Wilson stares at him. He's panting and there's a light sheen of sweat on his forehead. It's clear he doesn't recognize House or the apartment.
"Wilson?" House's hand is beginning to change colors, blooming a mottled red and white. He grits his teeth.
"James! It's me," he says again.
Wilson blinks. The vise-like grip slowly loosens, then Wilson's hand has fallen away. House is left rubbing his wrist, urging the blood to flow faster. I'll have bruises there, he thinks clinically. What the fucking hell was that all about?
"Sorry," Wilson whispers. His head is bowed and he's looking at his hands in his lap. "I'm sorry. Flashback."
"Yeah, I got that part," House replies dryly. "Don't worry about it." He takes a deep breath. "Want to try this again?"

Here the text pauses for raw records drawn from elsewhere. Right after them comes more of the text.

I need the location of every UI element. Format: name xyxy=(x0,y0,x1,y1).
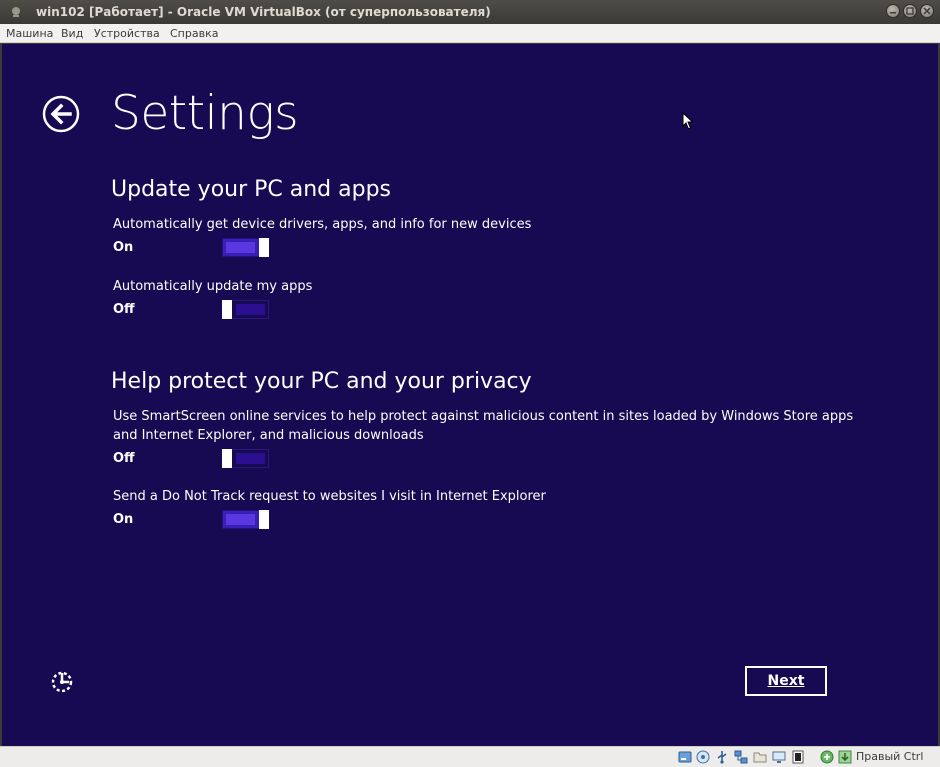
option-update-apps-label: Automatically update my apps xyxy=(113,279,313,294)
maximize-button[interactable] xyxy=(903,4,917,18)
menu-devices[interactable]: Устройства xyxy=(94,27,160,40)
back-arrow-icon[interactable] xyxy=(42,95,80,133)
menu-bar: Машина Вид Устройства Справка xyxy=(0,24,940,43)
menu-help[interactable]: Справка xyxy=(170,27,218,40)
option-device-drivers-state: On xyxy=(113,240,134,255)
mouse-integration-icon[interactable] xyxy=(820,750,834,764)
menu-machine[interactable]: Машина xyxy=(6,27,53,40)
section-title-update: Update your PC and apps xyxy=(111,177,392,202)
host-key-label: Правый Ctrl xyxy=(856,750,924,763)
menu-view[interactable]: Вид xyxy=(61,27,83,40)
window-titlebar[interactable]: win102 [Работает] - Oracle VM VirtualBox… xyxy=(0,0,940,24)
host-key-arrow-icon[interactable] xyxy=(838,750,852,764)
toggle-do-not-track[interactable] xyxy=(222,510,269,529)
video-capture-icon[interactable] xyxy=(791,750,805,764)
option-do-not-track-label: Send a Do Not Track request to websites … xyxy=(113,489,546,504)
toggle-thumb[interactable] xyxy=(259,238,269,257)
toggle-thumb[interactable] xyxy=(222,300,232,319)
toggle-update-apps[interactable] xyxy=(222,300,269,319)
window-title: win102 [Работает] - Oracle VM VirtualBox… xyxy=(36,5,491,19)
option-do-not-track-state: On xyxy=(113,512,134,527)
mouse-cursor-icon xyxy=(682,112,694,130)
option-update-apps-state: Off xyxy=(113,302,135,317)
toggle-thumb[interactable] xyxy=(222,449,232,468)
toggle-smartscreen[interactable] xyxy=(222,449,269,468)
window-menu-icon[interactable] xyxy=(10,6,22,18)
harddisk-icon[interactable] xyxy=(678,750,692,764)
optical-drive-icon[interactable] xyxy=(696,750,710,764)
option-smartscreen-state: Off xyxy=(113,451,135,466)
toggle-thumb[interactable] xyxy=(259,510,269,529)
section-title-privacy: Help protect your PC and your privacy xyxy=(111,369,532,394)
next-button[interactable]: Next xyxy=(745,666,827,696)
shared-folder-icon[interactable] xyxy=(753,750,767,764)
display-icon[interactable] xyxy=(772,750,786,764)
page-title: Settings xyxy=(111,86,299,141)
minimize-button[interactable] xyxy=(886,4,900,18)
usb-icon[interactable] xyxy=(715,750,729,764)
vm-screen[interactable]: Settings Update your PC and apps Automat… xyxy=(2,44,938,746)
toggle-device-drivers[interactable] xyxy=(222,238,269,257)
close-button[interactable] xyxy=(920,4,934,18)
option-smartscreen-label-line2: and Internet Explorer, and malicious dow… xyxy=(113,428,424,443)
option-smartscreen-label-line1: Use SmartScreen online services to help … xyxy=(113,409,854,424)
network-icon[interactable] xyxy=(734,750,748,764)
status-bar: Правый Ctrl xyxy=(0,746,940,767)
ease-of-access-icon[interactable] xyxy=(49,669,75,695)
option-device-drivers-label: Automatically get device drivers, apps, … xyxy=(113,217,532,232)
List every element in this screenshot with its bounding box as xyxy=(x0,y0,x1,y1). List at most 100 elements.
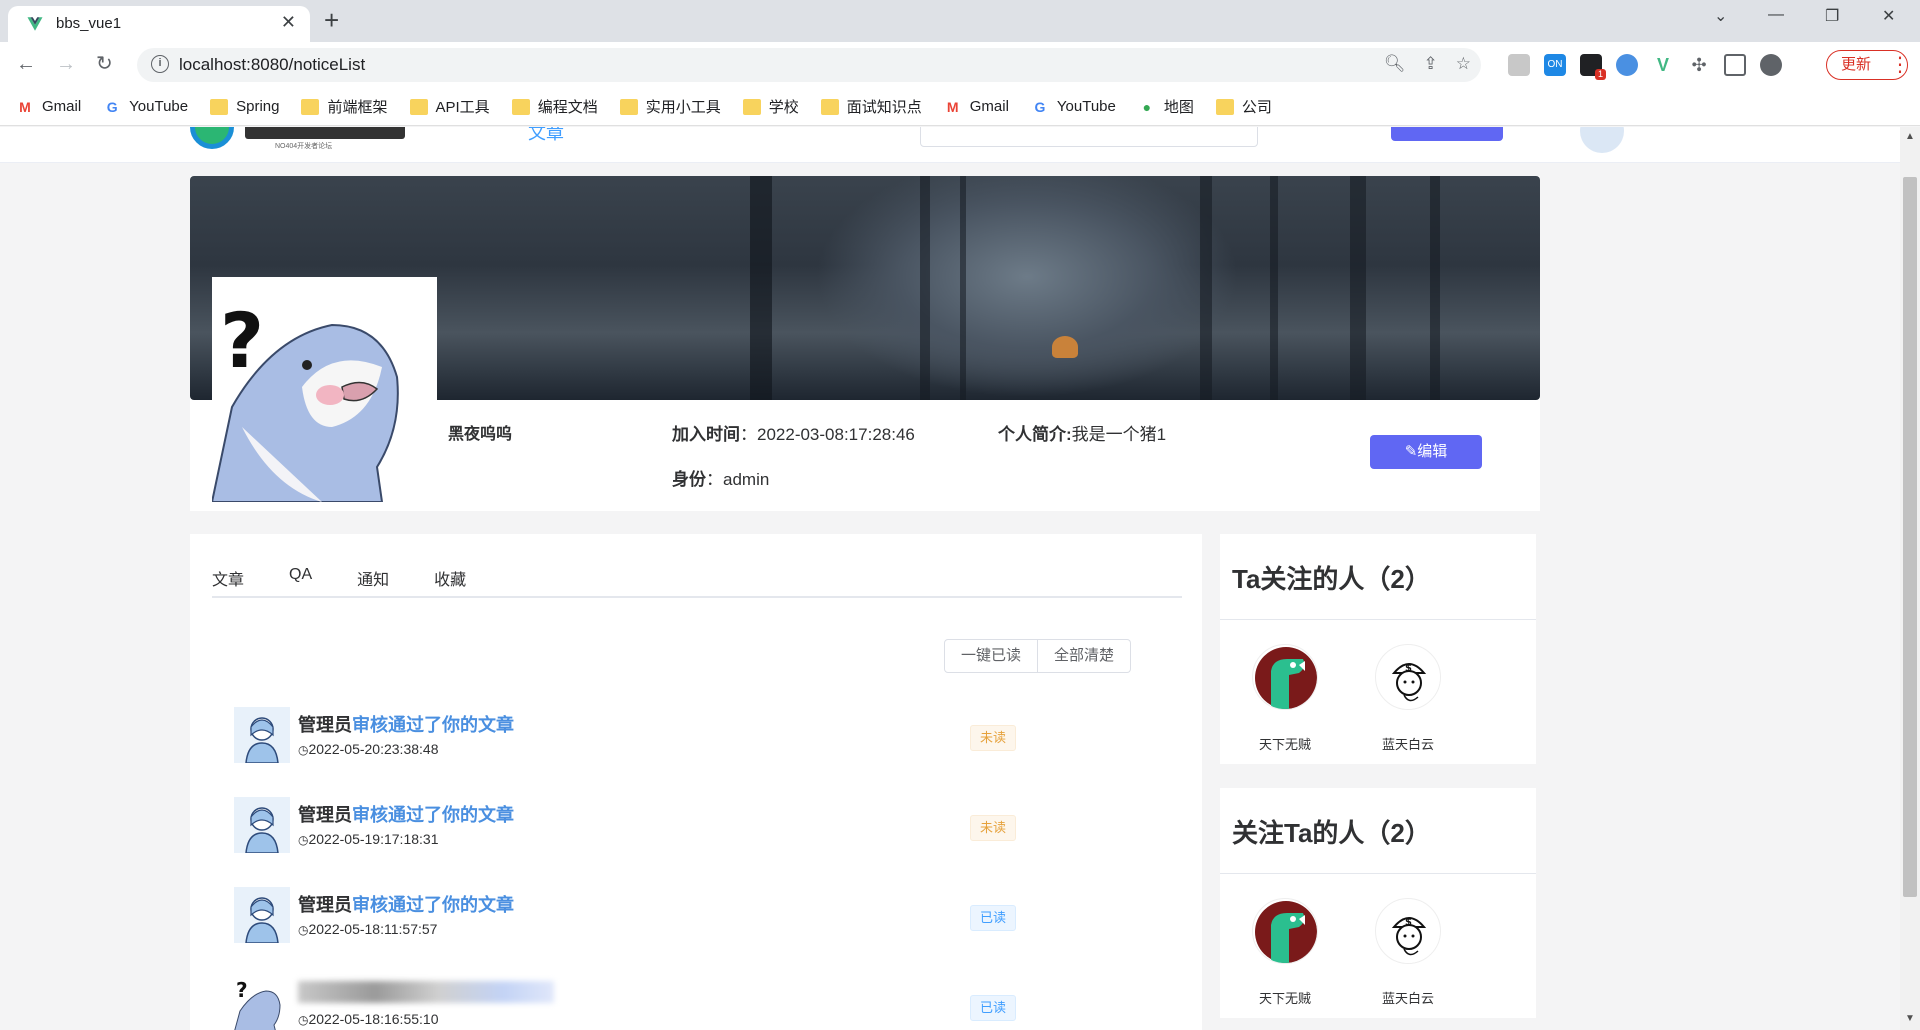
site-search-input[interactable] xyxy=(920,127,1258,147)
notice-item[interactable]: 管理员审核通过了你的文章 ◷2022-05-20:23:38:48 未读 xyxy=(234,707,1094,767)
zoom-icon[interactable]: 🔍︎ xyxy=(1384,54,1406,74)
followers-divider xyxy=(1220,873,1536,874)
extension-translate-icon[interactable] xyxy=(1508,54,1530,76)
user-avatar: ? xyxy=(234,977,290,1030)
bookmark-item[interactable]: 编程文档 xyxy=(511,96,598,117)
back-icon[interactable]: ← xyxy=(16,52,36,76)
bookmark-label: Spring xyxy=(236,98,280,115)
close-window-button[interactable]: ✕ xyxy=(1882,6,1895,26)
notice-title[interactable]: 管理员审核通过了你的文章 xyxy=(298,711,514,737)
follow-user-avatar[interactable]: $ xyxy=(1375,898,1441,964)
bookmark-item[interactable]: 公司 xyxy=(1215,96,1272,117)
page-scrollbar[interactable]: ▲ ▼ xyxy=(1900,127,1920,1030)
tab-close-icon[interactable]: ✕ xyxy=(281,12,296,33)
profile-tab[interactable]: QA xyxy=(289,566,312,590)
write-article-button[interactable] xyxy=(1391,127,1503,141)
notice-item[interactable]: ? ◷2022-05-18:16:55:10 已读 xyxy=(234,977,1094,1030)
url-text[interactable]: localhost:8080/noticeList xyxy=(179,55,365,75)
scroll-down-arrow-icon[interactable]: ▼ xyxy=(1905,1013,1915,1024)
admin-avatar xyxy=(234,797,290,853)
bookmark-item[interactable]: G YouTube xyxy=(1031,98,1115,115)
vue-logo-icon xyxy=(27,17,43,31)
forward-icon[interactable]: → xyxy=(56,52,76,76)
extension-ghost-icon[interactable]: 1 xyxy=(1580,54,1606,80)
bookmark-item[interactable]: 面试知识点 xyxy=(820,96,922,117)
follow-user[interactable]: $ 蓝天白云 xyxy=(1368,644,1448,753)
clear-all-button[interactable]: 全部清楚 xyxy=(1038,639,1132,673)
profile-tab[interactable]: 文章 xyxy=(212,566,244,590)
header-avatar[interactable] xyxy=(1580,127,1624,153)
folder-icon xyxy=(1215,98,1234,115)
minimize-button[interactable]: — xyxy=(1768,6,1784,24)
bookmark-item[interactable]: ● 地图 xyxy=(1138,96,1194,117)
follow-user-name[interactable]: 天下无贼 xyxy=(1245,734,1325,753)
extension-vue-devtools-icon[interactable]: V xyxy=(1652,54,1674,76)
browser-toolbar: ← → ↻ i localhost:8080/noticeList 🔍︎ ⇪ ☆… xyxy=(0,42,1920,88)
gmail-icon: M xyxy=(946,98,959,115)
edit-icon: ✎ xyxy=(1404,443,1418,460)
extension-count-badge: 1 xyxy=(1595,69,1606,80)
bookmark-item[interactable]: G YouTube xyxy=(103,98,188,115)
reload-icon[interactable]: ↻ xyxy=(96,52,113,76)
bookmark-item[interactable]: 学校 xyxy=(742,96,799,117)
profile-tab[interactable]: 收藏 xyxy=(434,566,466,590)
bookmark-label: YouTube xyxy=(129,98,189,115)
follow-user-avatar[interactable]: $ xyxy=(1375,644,1441,710)
profile-tab[interactable]: 通知 xyxy=(357,566,389,590)
folder-icon xyxy=(511,98,530,115)
notice-message[interactable]: 审核通过了你的文章 xyxy=(352,805,514,825)
gmail-icon: M xyxy=(19,98,31,115)
follow-user-name[interactable]: 蓝天白云 xyxy=(1368,734,1448,753)
browser-tab[interactable]: bbs_vue1 ✕ xyxy=(8,6,310,42)
follow-user-avatar[interactable] xyxy=(1252,898,1318,964)
profile-icon[interactable] xyxy=(1760,54,1782,76)
bookmark-label: 地图 xyxy=(1163,99,1194,116)
new-tab-button[interactable]: + xyxy=(324,6,339,34)
site-logo-subtitle: NO404开发者论坛 xyxy=(275,143,333,150)
bookmark-item[interactable]: 前端框架 xyxy=(301,96,388,117)
profile-card: ? 黑夜呜呜 加入时间：2022-03-08:17:28:46 个人简介:我是一… xyxy=(190,176,1540,511)
mark-all-read-button[interactable]: 一键已读 xyxy=(944,639,1039,673)
address-bar[interactable]: i localhost:8080/noticeList 🔍︎ ⇪ ☆ xyxy=(137,48,1481,82)
site-info-icon[interactable]: i xyxy=(151,55,169,73)
notice-message[interactable]: 审核通过了你的文章 xyxy=(352,895,514,915)
bookmark-item[interactable]: 实用小工具 xyxy=(619,96,721,117)
scroll-up-arrow-icon[interactable]: ▲ xyxy=(1905,131,1915,142)
follow-user-name[interactable]: 天下无贼 xyxy=(1245,988,1325,1007)
restore-button[interactable]: ❐ xyxy=(1825,6,1839,26)
bookmark-label: 实用小工具 xyxy=(645,99,721,116)
notice-item[interactable]: 管理员审核通过了你的文章 ◷2022-05-18:11:57:57 已读 xyxy=(234,887,1094,947)
bookmark-star-icon[interactable]: ☆ xyxy=(1456,54,1471,74)
folder-icon xyxy=(301,98,320,115)
extensions-puzzle-icon[interactable]: ✣ xyxy=(1688,54,1710,76)
bookmark-item[interactable]: M Gmail xyxy=(944,98,1009,115)
tab-search-icon[interactable]: ⌄ xyxy=(1714,6,1727,26)
notice-status-badge: 未读 xyxy=(970,815,1017,841)
share-icon[interactable]: ⇪ xyxy=(1424,54,1438,74)
side-panel-icon[interactable] xyxy=(1724,54,1746,76)
edit-profile-button[interactable]: ✎编辑 xyxy=(1370,435,1482,469)
bookmark-label: 面试知识点 xyxy=(846,99,922,116)
extension-on-icon[interactable]: ON xyxy=(1544,54,1566,76)
bookmark-item[interactable]: Spring xyxy=(210,98,279,115)
scroll-thumb[interactable] xyxy=(1903,177,1917,897)
follow-user[interactable]: $ 蓝天白云 xyxy=(1368,898,1448,1007)
site-logo-icon[interactable] xyxy=(190,127,234,149)
banner-lantern-figure xyxy=(1052,336,1078,358)
nav-article-link[interactable]: 文章 xyxy=(528,127,564,145)
follow-user[interactable]: 天下无贼 xyxy=(1245,898,1325,1007)
folder-icon xyxy=(820,98,839,115)
notice-title[interactable]: 管理员审核通过了你的文章 xyxy=(298,891,514,917)
bookmark-item[interactable]: M Gmail xyxy=(16,98,81,115)
bookmark-item[interactable]: API工具 xyxy=(409,96,490,117)
notice-item[interactable]: 管理员审核通过了你的文章 ◷2022-05-19:17:18:31 未读 xyxy=(234,797,1094,857)
notice-title[interactable]: 管理员审核通过了你的文章 xyxy=(298,801,514,827)
extension-cat-icon[interactable] xyxy=(1616,54,1638,76)
notice-message[interactable]: 审核通过了你的文章 xyxy=(352,715,514,735)
menu-kebab-icon[interactable]: ⋮ xyxy=(1890,52,1910,77)
follow-user-name[interactable]: 蓝天白云 xyxy=(1368,988,1448,1007)
follow-user[interactable]: 天下无贼 xyxy=(1245,644,1325,753)
follow-user-avatar[interactable] xyxy=(1252,644,1318,710)
site-logo-wordmark[interactable] xyxy=(245,127,405,139)
profile-username: 黑夜呜呜 xyxy=(448,426,513,443)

Wilson nods, and slowly, carefully, House manages to loop the long strap over the back of Wilson's neck without touching his face. Once it's fastened, he sits back. Wilson's breathing has slowed to almost normal.
"Okay?" House asks.
"'kay," Wilson says.
"Good." House stands up and rubs his hands together briskly. Wilson's eyes flick quickly away. "Let's get you some juice and your morning meds and then you can give that thing a test-drive."
House listens to the shower run. He doesn't want to think about what he's just seen, but the analytical part of his mind won't let it go.
It had been the touch of cloth against Wilson's face that had set him off. At some point in his captivity his kidnappers must have gagged him.
Wilson had never mentioned a gag.
The pieces of the puzzle are there, jigsaw fragments scattered on a card table. Little pieces of pasteboard, that when fit together in the right way, reveal a complete picture—Stonehenge, a German castle, the Statue of Liberty. A cow. A horse.
For the first time in his life, House doesn't want to see the whole picture.